PDF(Pubmed)
Abstract:
Succinic semialdehyde dehydrogenase (SSADH) deficiency is a rare autosomal-recessive disorder of gamma-aminobutyric acid (GABA) metabolism, resulting in accumulation of GABA and gamma-hydroxybutyric acid (GHB) in physiological fluids. Approximately 450 patients have been diagnosed worldwide with this inherited neurotransmitter disorder. We report on a five-year-old male patient, homozygous for the pathogenic variant (NM_170740:c.1265G>A) in ALDH5A1 presenting with an unexpected association of typical SSADH deficiency manifestations with bilateral sensorineural hearing loss (SNHL). Brainstem evoked response audiometry (BERA) testing showed mid-frequency sensorineural hearing damage that suggested a hereditary component to SNHL. Whole exome sequencing (WES) failed to discern other genetic causes of deafness.
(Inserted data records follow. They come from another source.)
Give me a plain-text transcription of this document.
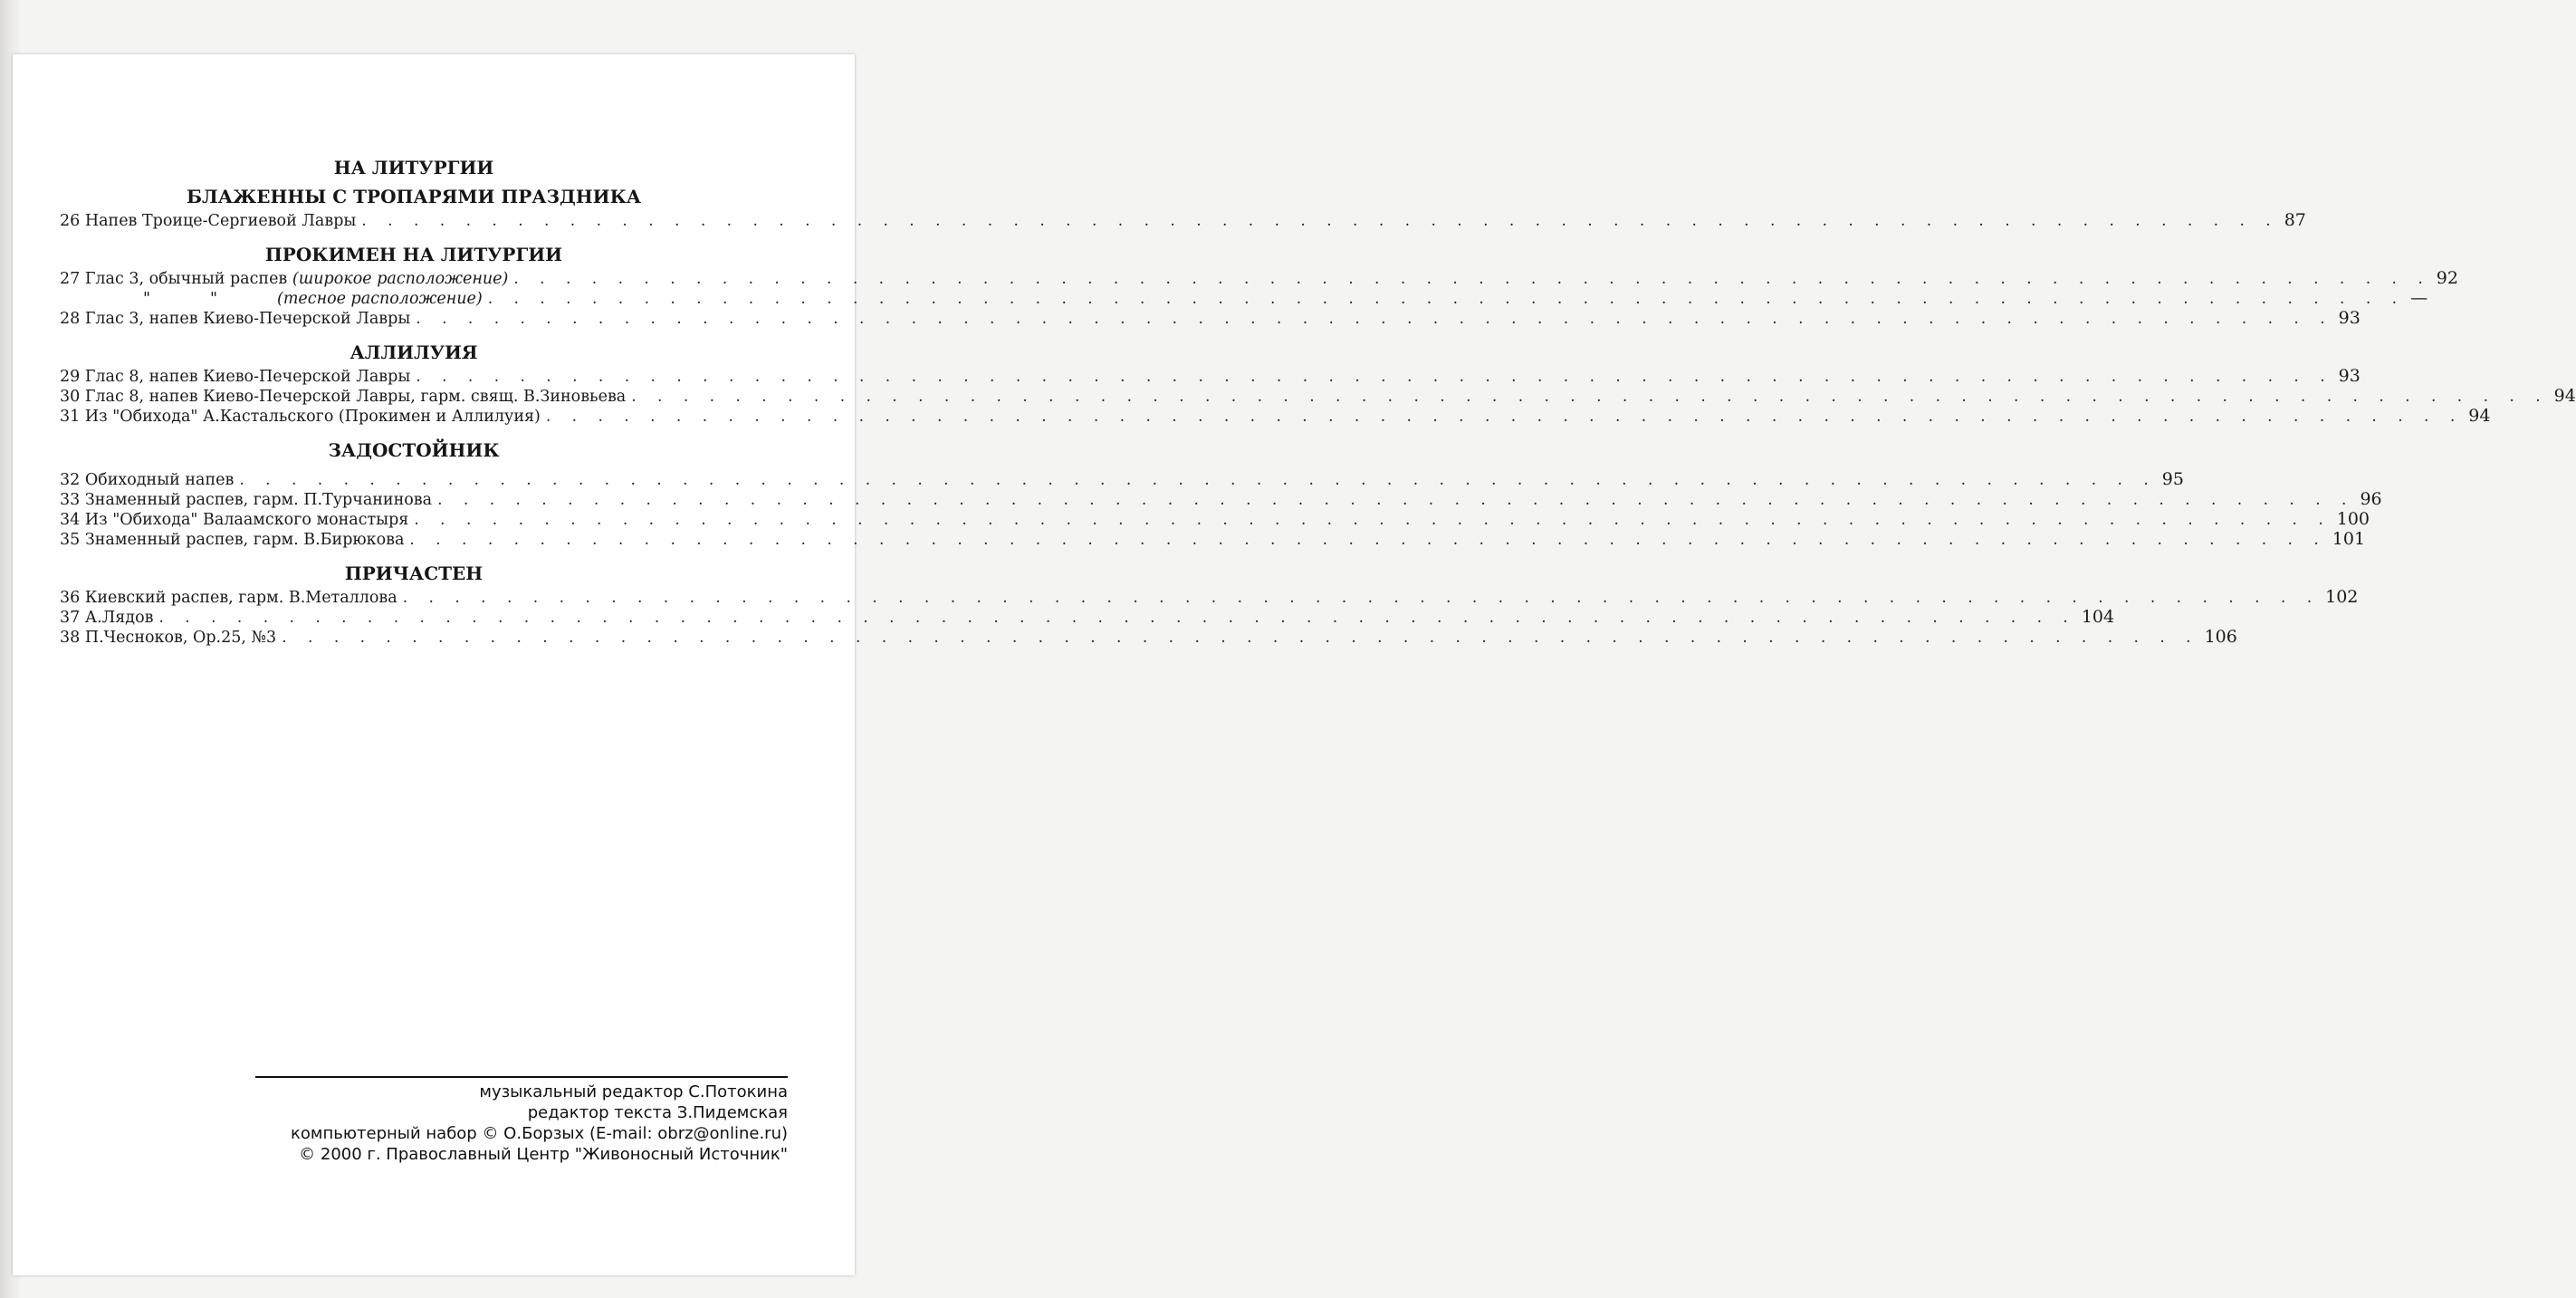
НА ЛИТУРГИИ
БЛАЖЕННЫ С ТРОПАРЯМИ ПРАЗДНИКА
26 Напев Троице-Сергиевой Лавры . . . . . . . . . . . . . . . . . . . . . . . . . . . . . . . . . . . . . . . . . . . . . . . . . . . . . . . . . . . . . . . . . . . . . . . . . . 87
ПРОКИМЕН НА ЛИТУРГИИ
27 Глас 3, обычный распев (широкое расположение) . . . . . . . . . . . . . . . . . . . . . . . . . . . . . . . . . . . . . . . . . . . . . . . . . . . . . . . . . . . . . . . . . . . . . . . . . . 92
"	"	(тесное расположение) . . . . . . . . . . . . . . . . . . . . . . . . . . . . . . . . . . . . . . . . . . . . . . . . . . . . . . . . . . . . . . . . . . . . . . . . . . —
28 Глас 3, напев Киево-Печерской Лавры . . . . . . . . . . . . . . . . . . . . . . . . . . . . . . . . . . . . . . . . . . . . . . . . . . . . . . . . . . . . . . . . . . . . . . . . . . 93
АЛЛИЛУИЯ
29 Глас 8, напев Киево-Печерской Лавры . . . . . . . . . . . . . . . . . . . . . . . . . . . . . . . . . . . . . . . . . . . . . . . . . . . . . . . . . . . . . . . . . . . . . . . . . . 93
30 Глас 8, напев Киево-Печерской Лавры, гарм. свящ. В.Зиновьева . . . . . . . . . . . . . . . . . . . . . . . . . . . . . . . . . . . . . . . . . . . . . . . . . . . . . . . . . . . . . . . . . . . . . . . . . . 94
31 Из "Обихода" А.Кастальского (Прокимен и Аллилуия) . . . . . . . . . . . . . . . . . . . . . . . . . . . . . . . . . . . . . . . . . . . . . . . . . . . . . . . . . . . . . . . . . . . . . . . . . . 94
ЗАДОСТОЙНИК
32 Обиходный напев . . . . . . . . . . . . . . . . . . . . . . . . . . . . . . . . . . . . . . . . . . . . . . . . . . . . . . . . . . . . . . . . . . . . . . . . . . 95
33 Знаменный распев, гарм. П.Турчанинова . . . . . . . . . . . . . . . . . . . . . . . . . . . . . . . . . . . . . . . . . . . . . . . . . . . . . . . . . . . . . . . . . . . . . . . . . . 96
34 Из "Обихода" Валаамского монастыря . . . . . . . . . . . . . . . . . . . . . . . . . . . . . . . . . . . . . . . . . . . . . . . . . . . . . . . . . . . . . . . . . . . . . . . . . . 100
35 Знаменный распев, гарм. В.Бирюкова . . . . . . . . . . . . . . . . . . . . . . . . . . . . . . . . . . . . . . . . . . . . . . . . . . . . . . . . . . . . . . . . . . . . . . . . . . 101
ПРИЧАСТЕН
36 Киевский распев, гарм. В.Металлова . . . . . . . . . . . . . . . . . . . . . . . . . . . . . . . . . . . . . . . . . . . . . . . . . . . . . . . . . . . . . . . . . . . . . . . . . . 102
37 А.Лядов . . . . . . . . . . . . . . . . . . . . . . . . . . . . . . . . . . . . . . . . . . . . . . . . . . . . . . . . . . . . . . . . . . . . . . . . . . 104
38 П.Чесноков, Ор.25, №3 . . . . . . . . . . . . . . . . . . . . . . . . . . . . . . . . . . . . . . . . . . . . . . . . . . . . . . . . . . . . . . . . . . . . . . . . . . 106
музыкальный редактор С.Потокина
редактор текста З.Пидемская
компьютерный набор © О.Борзых (E-mail: obrz@online.ru)
© 2000 г. Православный Центр "Живоносный Источник"
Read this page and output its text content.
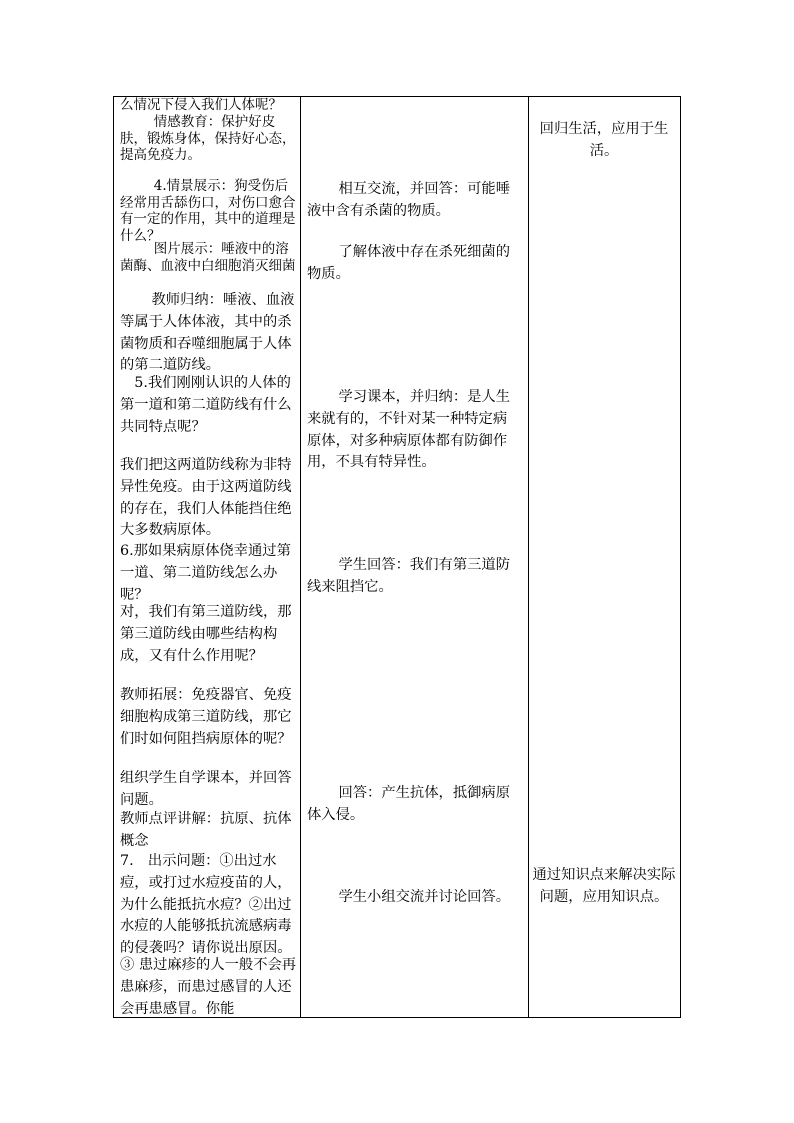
么情况下侵入我们人体呢？

情感教育：保护好皮肤，锻炼身体，保持好心态，提高免疫力。

4.情景展示：狗受伤后经常用舌舔伤口，对伤口愈合有一定的作用，其中的道理是什么？

图片展示：唾液中的溶菌酶、血液中白细胞消灭细菌

教师归纳：唾液、血液等属于人体体液，其中的杀菌物质和吞噬细胞属于人体的第二道防线。

5.我们刚刚认识的人体的第一道和第二道防线有什么共同特点呢？

我们把这两道防线称为非特异性免疫。由于这两道防线的存在，我们人体能挡住绝大多数病原体。

6.那如果病原体侥幸通过第一道、第二道防线怎么办呢？

对，我们有第三道防线，那第三道防线由哪些结构构成，又有什么作用呢？

教师拓展：免疫器官、免疫细胞构成第三道防线，那它们时如何阻挡病原体的呢？

组织学生自学课本，并回答问题。

教师点评讲解：抗原、抗体概念

7.　出示问题：①出过水痘，或打过水痘疫苗的人，为什么能抵抗水痘？②出过水痘的人能够抵抗流感病毒的侵袭吗？请你说出原因。

③ 患过麻疹的人一般不会再患麻疹，而患过感冒的人还会再患感冒。你能

相互交流，并回答：可能唾液中含有杀菌的物质。

了解体液中存在杀死细菌的物质。

学习课本，并归纳：是人生来就有的，不针对某一种特定病原体，对多种病原体都有防御作用，不具有特异性。

学生回答：我们有第三道防线来阻挡它。

回答：产生抗体，抵御病原体入侵。

学生小组交流并讨论回答。

回归生活，应用于生活。

通过知识点来解决实际问题，应用知识点。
Several variants of uncertain significance (VUS) detected in genes known for their role in hearing physiology could not be verified as the cause for the SNHL. It is known that central auditory processing depends on a delicate balance between excitatory and inhibitory neurotransmission, and GABA is known to play a significant role in this process. Additionally, excessive concentrations of accumulated GABA and GBH are known to cause a down-regulation of GABA receptors, which could have an adverse influence on hearing function. However, these mechanisms are very speculative in context of SNHL in a patient with inherited disorder of GABA metabolism. Injury of the globi pallidi, one of hallmarks of SSADH deficiency, could also be a contributory factor to SNHL, as was suspected in some other inborn errors in metabolism. We hope that this case will contribute to the understanding of phenotypic complexity of SSADH deficiency.
摘要:
琥珀酸半醛脱氢酶(SSADH)缺乏症是一种罕见的常染色体隐性遗传疾病,导致GABA和γ-羟基丁酸(GHB)在生理液中的积累。全世界大约有450名患者被诊断患有这种遗传性神经递质疾病。我们报道了一个5岁的男性病人,ALDH5A1中致病性变体(NM_170740:c.126G>A)的纯合子,表现出典型的SSADH缺乏症表现与双侧感音神经性听力损失(SNHL)的意外关联。脑干诱发反应测听法(BERA)测试显示中频感音神经性听力损伤,表明SNHL具有遗传性成分。全外显子组测序(WES)未能辨别耳聋的其他遗传原因。在已知其在听力生理学中的作用的基因中检测到的几种不确定意义的变体(VUS)无法被证实为SNHL的原因。众所周知,中枢听觉处理取决于兴奋性和抑制性神经传递之间的微妙平衡,已知GABA在此过程中发挥重要作用。此外,已知过量积累的GABA和GBH会导致GABA受体下调,这可能会对听力功能产生不利影响。然而,这些机制在患有GABA代谢遗传性疾病的患者的SNHL背景下是非常推测的。球的伤害,SSADH缺乏症的标志之一,也可能是SNHL的一个促成因素,正如在其他一些先天的新陈代谢错误中所怀疑的那样。我们希望这种情况将有助于理解SSADH缺乏症的表型复杂性。